Android-Ice-Cream-Sandwich

Four months after the introduction of Google Android 4.0, handset makers are starting to update older phones. The software version, known as Ice Cream Sandwich (ICS), currently ships on the Samsung Galaxy Nexus in the U.S. on Verizon’s network; all other Android phones run on the older Gingerbread, or Android 2.3. Samsung and Motorola recently announced upgrade plans, and the U.S. is low on both lists.

On Tuesday, Samsung made good on a prior promise to deliver Android 4.0 sometime in March. ICS for the Galaxy SII handset, Samsung’s top seller to date, is now available in Poland, Hungary, Sweden and Korea. The company says other markets should expect a gradual rollout but offers no specifics as to which markets are next. Additionally, Samsung says the next devices to see the update will be the Galaxy Note and Galaxy SII LTE smartphones along with the Galaxy Tab 8.9 and 10.1 tablets.

A few weeks ago, Motorola created a web page to explain the Android upgrade status for all of its devices, along with the four phases used to delivery the software updates. According to that web page, I found, via the Android Guys blog, that the Atrix 4G, Atrix 2 and Photon 4G are the only U.S.-based handsets currently in “Development,” or the second stage. All other phones — the Razr, Razr Maxx, Droid 4 and Bionic — are still in the first stage, sadly dubbed “Evaluation and Planning”. The international version of the Razr, however, is already in development.

I find this approach odd. (And just to cut off any questions of bias, since I am based in the U.S., the topic doesn’t affect me since I bought a Galaxy Nexus with Android 4.0 in November.) In terms of smartphone penetration, the U.S. is among the highest in the world, meaning a large percentage of our population has a smartphone, many of which are Android powered. Wouldn’t these companies get the most “bang for the buck” with U.S. updates?
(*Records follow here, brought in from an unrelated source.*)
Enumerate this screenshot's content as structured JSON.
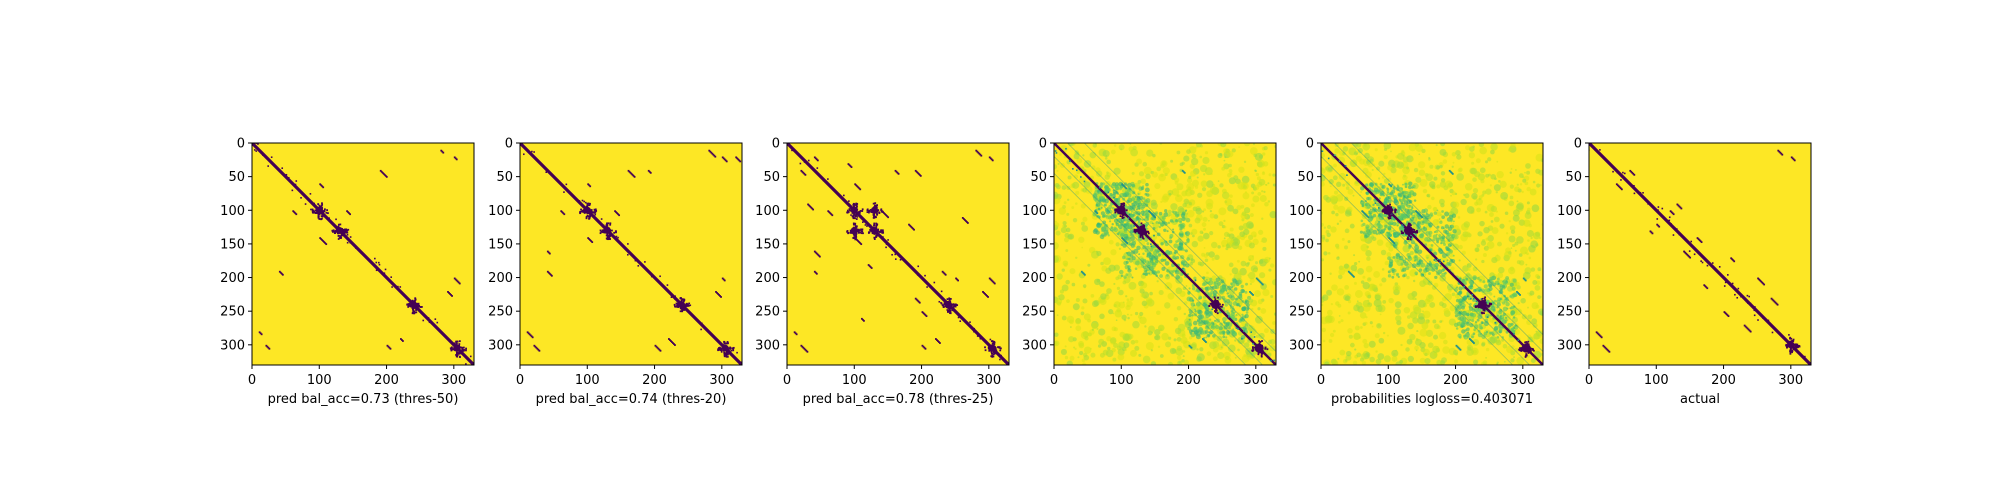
{
  "chart_data": [
    {
      "type": "heatmap",
      "xlabel": "pred bal_acc=0.73 (thres-50)",
      "size": 330,
      "xlim": [
        0,
        330
      ],
      "ylim": [
        330,
        0
      ],
      "xticks": [
        0,
        100,
        200,
        300
      ],
      "yticks": [
        0,
        50,
        100,
        150,
        200,
        250,
        300
      ],
      "binary": true,
      "colormap": "viridis",
      "colors": {
        "high": "#fde725",
        "low": "#440154"
      },
      "contact_clusters": [
        [
          100,
          100
        ],
        [
          130,
          130
        ],
        [
          240,
          240
        ],
        [
          305,
          305
        ]
      ],
      "off_diagonal_points": [
        [
          100,
          140
        ],
        [
          140,
          100
        ],
        [
          40,
          190
        ],
        [
          190,
          40
        ],
        [
          20,
          300
        ],
        [
          300,
          20
        ],
        [
          280,
          10
        ],
        [
          10,
          280
        ],
        [
          200,
          300
        ],
        [
          300,
          200
        ],
        [
          60,
          100
        ],
        [
          100,
          60
        ],
        [
          220,
          290
        ],
        [
          290,
          220
        ]
      ]
    },
    {
      "type": "heatmap",
      "xlabel": "pred bal_acc=0.74 (thres-20)",
      "size": 330,
      "xlim": [
        0,
        330
      ],
      "ylim": [
        330,
        0
      ],
      "xticks": [
        0,
        100,
        200,
        300
      ],
      "yticks": [
        0,
        50,
        100,
        150,
        200,
        250,
        300
      ],
      "binary": true,
      "colormap": "viridis",
      "colors": {
        "high": "#fde725",
        "low": "#440154"
      },
      "contact_clusters": [
        [
          100,
          100
        ],
        [
          130,
          130
        ],
        [
          240,
          240
        ],
        [
          305,
          305
        ]
      ],
      "off_diagonal_points": [
        [
          100,
          140
        ],
        [
          140,
          100
        ],
        [
          40,
          190
        ],
        [
          190,
          40
        ],
        [
          20,
          300
        ],
        [
          300,
          20
        ],
        [
          280,
          10
        ],
        [
          10,
          280
        ],
        [
          200,
          300
        ],
        [
          300,
          200
        ],
        [
          60,
          100
        ],
        [
          100,
          60
        ],
        [
          160,
          40
        ],
        [
          40,
          160
        ],
        [
          220,
          290
        ],
        [
          290,
          220
        ],
        [
          320,
          20
        ]
      ]
    },
    {
      "type": "heatmap",
      "xlabel": "pred bal_acc=0.78 (thres-25)",
      "size": 330,
      "xlim": [
        0,
        330
      ],
      "ylim": [
        330,
        0
      ],
      "xticks": [
        0,
        100,
        200,
        300
      ],
      "yticks": [
        0,
        50,
        100,
        150,
        200,
        250,
        300
      ],
      "binary": true,
      "colormap": "viridis",
      "colors": {
        "high": "#fde725",
        "low": "#440154"
      },
      "contact_clusters": [
        [
          100,
          100
        ],
        [
          130,
          130
        ],
        [
          240,
          240
        ],
        [
          305,
          305
        ],
        [
          100,
          130
        ],
        [
          130,
          100
        ]
      ],
      "off_diagonal_points": [
        [
          100,
          140
        ],
        [
          140,
          100
        ],
        [
          40,
          190
        ],
        [
          190,
          40
        ],
        [
          20,
          300
        ],
        [
          300,
          20
        ],
        [
          280,
          10
        ],
        [
          10,
          280
        ],
        [
          200,
          300
        ],
        [
          300,
          200
        ],
        [
          60,
          100
        ],
        [
          100,
          60
        ],
        [
          160,
          40
        ],
        [
          40,
          160
        ],
        [
          220,
          290
        ],
        [
          290,
          220
        ],
        [
          20,
          40
        ],
        [
          40,
          20
        ],
        [
          200,
          250
        ],
        [
          250,
          200
        ],
        [
          190,
          230
        ],
        [
          230,
          190
        ],
        [
          260,
          110
        ],
        [
          110,
          260
        ],
        [
          90,
          30
        ],
        [
          30,
          90
        ],
        [
          180,
          120
        ],
        [
          120,
          180
        ]
      ]
    },
    {
      "type": "heatmap",
      "xlabel": "",
      "size": 330,
      "xlim": [
        0,
        330
      ],
      "ylim": [
        330,
        0
      ],
      "xticks": [
        0,
        100,
        200,
        300
      ],
      "yticks": [],
      "binary": false,
      "colormap": "viridis",
      "colors": {
        "high": "#fde725",
        "low": "#440154",
        "mid": "#21918c"
      },
      "contact_clusters": [
        [
          100,
          100
        ],
        [
          130,
          130
        ],
        [
          240,
          240
        ],
        [
          305,
          305
        ]
      ],
      "off_diagonal_points": [
        [
          100,
          140
        ],
        [
          140,
          100
        ],
        [
          40,
          190
        ],
        [
          190,
          40
        ],
        [
          200,
          300
        ],
        [
          300,
          200
        ],
        [
          60,
          100
        ],
        [
          100,
          60
        ],
        [
          220,
          290
        ],
        [
          290,
          220
        ]
      ]
    },
    {
      "type": "heatmap",
      "xlabel": "probabilities logloss=0.403071",
      "size": 330,
      "xlim": [
        0,
        330
      ],
      "ylim": [
        330,
        0
      ],
      "xticks": [
        0,
        100,
        200,
        300
      ],
      "yticks": [],
      "binary": false,
      "colormap": "viridis",
      "colors": {
        "high": "#fde725",
        "low": "#440154",
        "mid": "#21918c"
      },
      "contact_clusters": [
        [
          100,
          100
        ],
        [
          130,
          130
        ],
        [
          240,
          240
        ],
        [
          305,
          305
        ]
      ],
      "off_diagonal_points": [
        [
          100,
          140
        ],
        [
          140,
          100
        ],
        [
          40,
          190
        ],
        [
          190,
          40
        ],
        [
          200,
          300
        ],
        [
          300,
          200
        ],
        [
          60,
          100
        ],
        [
          100,
          60
        ],
        [
          220,
          290
        ],
        [
          290,
          220
        ]
      ]
    },
    {
      "type": "heatmap",
      "xlabel": "actual",
      "size": 330,
      "xlim": [
        0,
        330
      ],
      "ylim": [
        330,
        0
      ],
      "xticks": [
        0,
        100,
        200,
        300
      ],
      "yticks": [],
      "binary": true,
      "colormap": "viridis",
      "colors": {
        "high": "#fde725",
        "low": "#440154"
      },
      "contact_clusters": [
        [
          300,
          300
        ]
      ],
      "off_diagonal_points": [
        [
          60,
          40
        ],
        [
          40,
          60
        ],
        [
          100,
          120
        ],
        [
          120,
          100
        ],
        [
          140,
          160
        ],
        [
          160,
          140
        ],
        [
          280,
          10
        ],
        [
          10,
          280
        ],
        [
          300,
          20
        ],
        [
          20,
          300
        ],
        [
          200,
          250
        ],
        [
          250,
          200
        ],
        [
          230,
          270
        ],
        [
          270,
          230
        ],
        [
          170,
          210
        ],
        [
          210,
          170
        ],
        [
          90,
          130
        ],
        [
          130,
          90
        ]
      ]
    }
  ]
}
Perhaps the reason for the lack of U.S.-focus has to do with our carriers. My colleague Kevin Fitchard suggested that it may take the handset makers longer to build the updates for U.S. phones because of the carrier software that requires integration. That sounds plausible, if not disappointing. I’ll have to rely on our overseas readers to tell me whether or not carriers there include their own software on handsets.

Could it be the vast array of hardware options that is holding up the software upgrades? That’s what a Motorola exec recently suggested, and while I see merit in that argument, it doesn’t explain why overseas models are getting upgrades prior to U.S. models. The same hardware components are generally used and aren’t specific to different countries, except in the case of different network technologies. Maybe it’s the U.S.’s move to LTE? Again, that’s doubtful, in my opinion.

For now then, there will be few changes for devices in the U.S., unfortunately — although HTC Sensation owners can take some solace as their update is due out this month. The rest of us will just have to move to Europe, Asia or some other country!